A one-woman comedy about love, madness, and modern relationships
The one-woman comedy Crazy About Love! by Katja Restović alias Eva Lucas is a witty yet relentlessly honest theatrical dive into the emotional landscape of the contemporary woman. Through a monologue form, the performance dissects infatuation in the digital age—relationships sparked by messages, calls, apps, and projections that often have little grounding in reality.
The story follows a woman caught in the whirl of a virtual romance: from initial euphoria, erotic charge, and idealisation, to doubt, silence, emotional breakdown, and obsessive self-questioning. The stage is minimalist yet dynamic—the space shifts continuously with the protagonist’s inner state, while the phone, messages, and calls become almost equal “characters” in the piece.

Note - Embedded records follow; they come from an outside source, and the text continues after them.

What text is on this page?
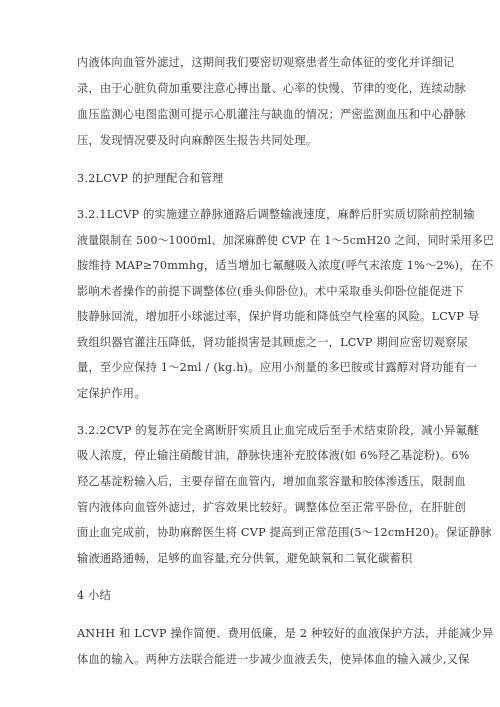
内液体向血管外滤过，这期间我们要密切观察患者生命体征的变化并详细记
录，由于心脏负荷加重要注意心搏出量、心率的快慢、节律的变化，连续动脉
血压监测心电图监测可提示心肌灌注与缺血的情况；严密监测血压和中心静脉
压，发现情况要及时向麻醉医生报告共同处理。
3.2LCVP 的护理配合和管理
3.2.1LCVP 的实施建立静脉通路后调整输液速度，麻醉后肝实质切除前控制输
液量限制在 500～1000ml、加深麻醉使 CVP 在 1～5cmH20 之间，同时采用多巴
胺维持 MAP≥70mmhg，适当增加七氟醚吸入浓度(呼气末浓度 1%～2%)，在不
影响术者操作的前提下调整体位(垂头仰卧位)。术中采取垂头仰卧位能促进下
肢静脉回流，增加肝小球滤过率，保护肾功能和降低空气栓塞的风险。LCVP 导
致组织器官灌注压降低，肾功能损害是其顾虑之一，LCVP 期间应密切观察尿
量，至少应保持 1～2ml / (kg.h)。应用小剂量的多巴胺或甘露醇对肾功能有一
定保护作用。
3.2.2CVP 的复苏在完全离断肝实质且止血完成后至手术结束阶段，减小异氟醚
吸人浓度，停止输注硝酸甘油，静脉快速补充胶体液(如 6%羟乙基淀粉)。6%
羟乙基淀粉输入后，主要存留在血管内，增加血浆容量和胶体渗透压，限制血
管内液体向血管外滤过，扩容效果比较好。调整体位至正常平卧位，在肝脏创
面止血完成前，协助麻醉医生将 CVP 提高到正常范围(5～12cmH20)。保证静脉
输液通路通畅，足够的血容量,充分供氧，避免缺氧和二氧化碳蓄积
4 小结
ANHH 和 LCVP 操作简便、费用低廉，是 2 种较好的血液保护方法，并能减少异
体血的输入。两种方法联合能进一步减少血液丢失，使异体血的输入减少,又保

As both author and performer, Restović spares neither herself nor the audience
On the contrary, the text boldly hovers on the edge of discomfort, irony, and dark humour, opening up themes of emotional dependency, fear of rejection, women’s expectations, and male silence.
— “These are situations women often go through in their lives. Everyone manages emotions in their own way, but infatuation strips us all bare,” says Katja Restović.

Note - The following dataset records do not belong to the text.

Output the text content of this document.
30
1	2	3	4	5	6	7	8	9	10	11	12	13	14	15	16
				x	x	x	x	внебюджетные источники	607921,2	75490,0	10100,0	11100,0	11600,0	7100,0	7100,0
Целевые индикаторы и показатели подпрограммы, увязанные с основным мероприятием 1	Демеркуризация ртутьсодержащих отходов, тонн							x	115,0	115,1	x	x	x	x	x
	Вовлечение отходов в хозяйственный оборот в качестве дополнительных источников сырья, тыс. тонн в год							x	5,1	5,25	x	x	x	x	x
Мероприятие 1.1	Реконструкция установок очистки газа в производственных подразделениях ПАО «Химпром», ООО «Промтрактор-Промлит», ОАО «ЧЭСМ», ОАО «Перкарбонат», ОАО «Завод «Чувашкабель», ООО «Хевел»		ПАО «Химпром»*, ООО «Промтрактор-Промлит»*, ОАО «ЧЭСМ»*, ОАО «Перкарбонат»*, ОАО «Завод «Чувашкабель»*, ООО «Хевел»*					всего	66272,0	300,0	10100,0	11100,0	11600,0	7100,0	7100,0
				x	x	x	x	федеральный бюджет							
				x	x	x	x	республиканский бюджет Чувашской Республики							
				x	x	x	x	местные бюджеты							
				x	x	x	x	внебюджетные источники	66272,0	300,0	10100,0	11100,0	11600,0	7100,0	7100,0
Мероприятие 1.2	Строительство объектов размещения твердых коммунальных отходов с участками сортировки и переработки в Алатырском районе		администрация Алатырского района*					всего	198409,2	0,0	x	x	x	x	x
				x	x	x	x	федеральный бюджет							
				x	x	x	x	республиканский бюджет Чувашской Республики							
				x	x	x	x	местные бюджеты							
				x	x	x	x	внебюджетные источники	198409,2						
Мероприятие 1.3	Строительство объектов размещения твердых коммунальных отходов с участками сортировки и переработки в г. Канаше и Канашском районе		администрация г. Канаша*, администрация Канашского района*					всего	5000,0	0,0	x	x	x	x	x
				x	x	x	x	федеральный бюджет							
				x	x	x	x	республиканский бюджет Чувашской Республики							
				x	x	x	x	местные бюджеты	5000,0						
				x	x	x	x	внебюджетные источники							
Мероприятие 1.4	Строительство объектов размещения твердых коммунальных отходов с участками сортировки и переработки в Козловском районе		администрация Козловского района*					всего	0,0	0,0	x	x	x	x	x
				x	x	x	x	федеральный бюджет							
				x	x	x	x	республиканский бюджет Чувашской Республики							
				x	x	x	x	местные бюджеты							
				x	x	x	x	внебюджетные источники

At the core of the monodrama is not only a love story, but the very mechanism of falling in love as a state in which reason loses control and emotions take over body and mind. The performance captures inner monologues that many recognise, but rarely dare to speak out loud.
— “Love can be chaotic, blind, and exhausting—but it is beautiful. I can’t imagine life without it,” Restović emphasises.

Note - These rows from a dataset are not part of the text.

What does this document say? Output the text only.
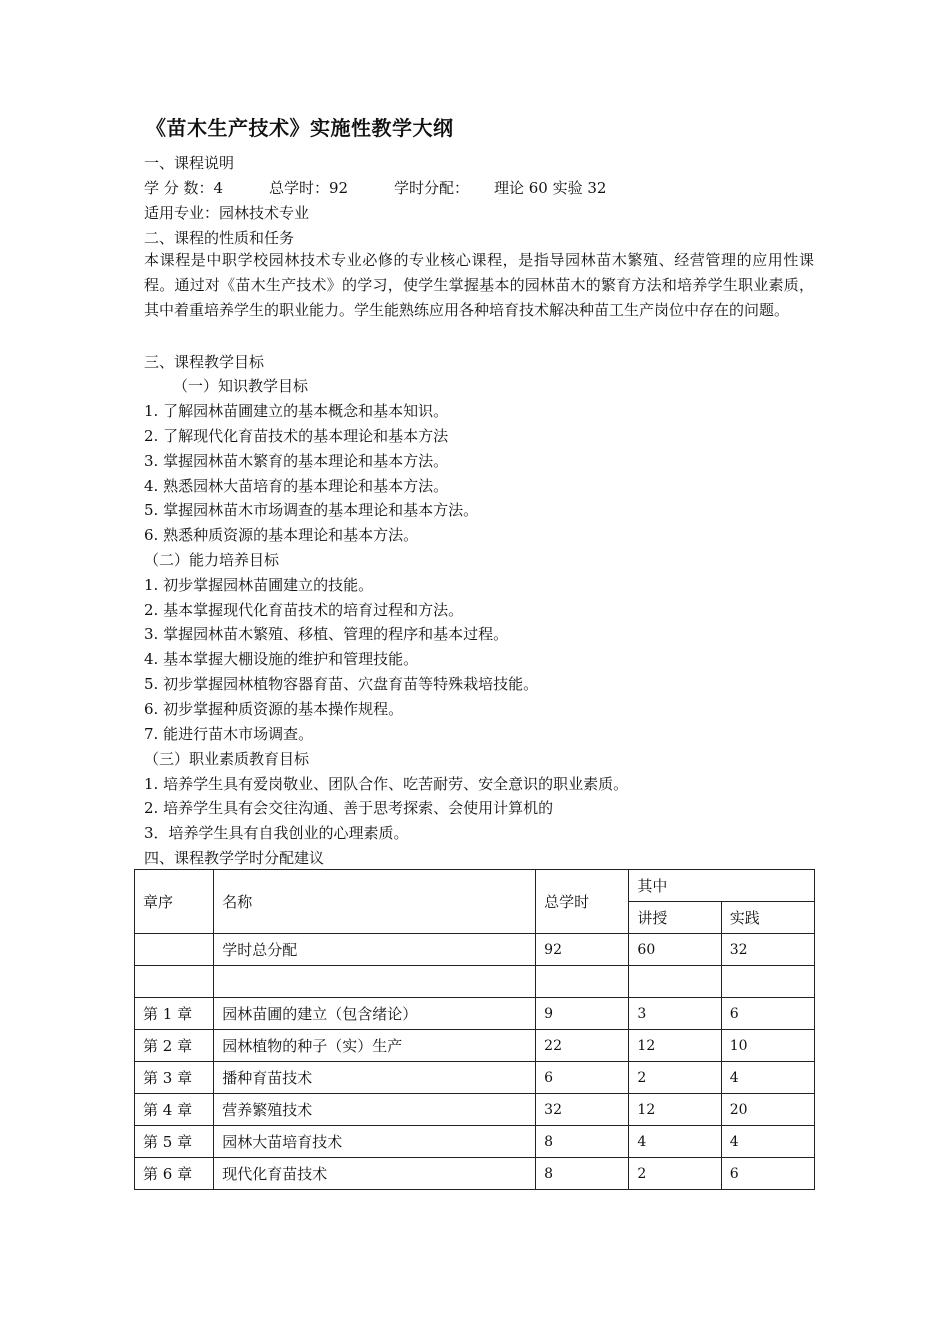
《苗木生产技术》实施性教学大纲
一、课程说明
学 分 数：4	总学时：92	学时分配： 理论 60 实验 32
适用专业：园林技术专业
二、课程的性质和任务
本课程是中职学校园林技术专业必修的专业核心课程，是指导园林苗木繁殖、经营管理的应用性课程。通过对《苗木生产技术》的学习，使学生掌握基本的园林苗木的繁育方法和培养学生职业素质，其中着重培养学生的职业能力。学生能熟练应用各种培育技术解决种苗工生产岗位中存在的问题。
三、课程教学目标
（一）知识教学目标
1. 了解园林苗圃建立的基本概念和基本知识。
2. 了解现代化育苗技术的基本理论和基本方法
3. 掌握园林苗木繁育的基本理论和基本方法。
4. 熟悉园林大苗培育的基本理论和基本方法。
5. 掌握园林苗木市场调查的基本理论和基本方法。
6. 熟悉种质资源的基本理论和基本方法。
（二）能力培养目标
1. 初步掌握园林苗圃建立的技能。
2. 基本掌握现代化育苗技术的培育过程和方法。
3. 掌握园林苗木繁殖、移植、管理的程序和基本过程。
4. 基本掌握大棚设施的维护和管理技能。
5. 初步掌握园林植物容器育苗、穴盘育苗等特殊栽培技能。
6. 初步掌握种质资源的基本操作规程。
7. 能进行苗木市场调查。
（三）职业素质教育目标
1. 培养学生具有爱岗敬业、团队合作、吃苦耐劳、安全意识的职业素质。
2. 培养学生具有会交往沟通、善于思考探索、会使用计算机的
3．培养学生具有自我创业的心理素质。
四、课程教学学时分配建议
章序	名称	总学时	其中	
			讲授	实践
	学时总分配	92	60	32

第 1 章	园林苗圃的建立（包含绪论）	9	3	6
第 2 章	园林植物的种子（实）生产	22	12	10
第 3 章	播种育苗技术	6	2	4
第 4 章	营养繁殖技术	32	12	20
第 5 章	园林大苗培育技术	8	4	4
第 6 章	现代化育苗技术	8	2	6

Crazy About Love! is Restović’s second monodrama
Crazy About Love! is Restović’s second monodrama centred on a powerful female role, and that unwavering focus on a woman’s perspective makes the piece intensely relatable. The audience—especially women—will easily recognise their own experiences in this comedic, yet painfully truthful work.
The monodrama offers no simple answers and no moral lessons. Instead, it holds up a mirror: sometimes distorted, sometimes brutally clear, but always human. It reminds us that infatuation is a state of risk—and that its strength lies precisely in that uncertainty.